I wanted to move, dance, and express my potential through it. I also felt well on an emotional level. I was serene. I smiled.
This physical experience gave me a taste of how I CAN feel in my own body, starting from right where I was. It brought confidence and excitement about the possibility of feeling this way in the future more regularly.
Shortly after, I started the 800h long Feldenkrais practitioner training and dived deep into it. First, from the perspective of personal learning, but very soon into it also from the perspective of sharing knowledge and skills with others.
One night I noticed that the way I turned in bed had changed. It was no longer the cumbersome dance of a bear pushing away with the arms and knees to roll myself onto the other side, but rather a coherent and effortless sequence of movement from the trunk balanced by the limbs, which felt smooth and effortless. I didn’t quite understand how I was doing it, but it felt nice. Then, I noted that I started to lift objects much easier, naturally squatting rather than bending over without even thinking about it. And it’s not that I learned these specific movements during the somatic education lessons. It seems that through the wide range of unusual yet simple movements I explored during the lessons, something has changed in the way I moved day-to-day. It was a marvellous discovery.
From then on, more things started to improve in my daily life. I was finding more ease in movement in the situations that before would lead to a tension increase. I felt empowered by being able to take care of myself better and better based on my internal sensations and feelings. I started to restore trust in my own body.

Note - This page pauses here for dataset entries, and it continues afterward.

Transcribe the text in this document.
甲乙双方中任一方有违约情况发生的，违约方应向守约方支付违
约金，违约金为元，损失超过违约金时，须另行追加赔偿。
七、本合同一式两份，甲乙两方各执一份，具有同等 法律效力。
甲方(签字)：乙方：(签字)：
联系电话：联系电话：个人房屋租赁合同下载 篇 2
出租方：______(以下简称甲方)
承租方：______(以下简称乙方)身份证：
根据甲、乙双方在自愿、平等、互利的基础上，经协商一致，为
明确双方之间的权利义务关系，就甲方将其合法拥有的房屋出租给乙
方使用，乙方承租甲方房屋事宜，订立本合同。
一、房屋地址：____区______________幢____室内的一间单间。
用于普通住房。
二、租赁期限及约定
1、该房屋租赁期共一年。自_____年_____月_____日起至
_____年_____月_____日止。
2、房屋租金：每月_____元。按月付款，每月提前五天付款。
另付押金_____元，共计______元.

Eventually, I discovered that the only way to physical (and even mental) health is to take ownership of the process. To develop the internal skills of sensing oneself, listening to what the body has to say, and (re-)establishing a trustful relationship between one’s body and mind. In the end, these two are so intertwined that one can argue they are just two representations of the same one.
As the years pass by, I continue my journey of self-improvement and sharing my knowledge and skills with others, accompanying those in need on the way to finding their own path to a better, pain-free, and joyful life.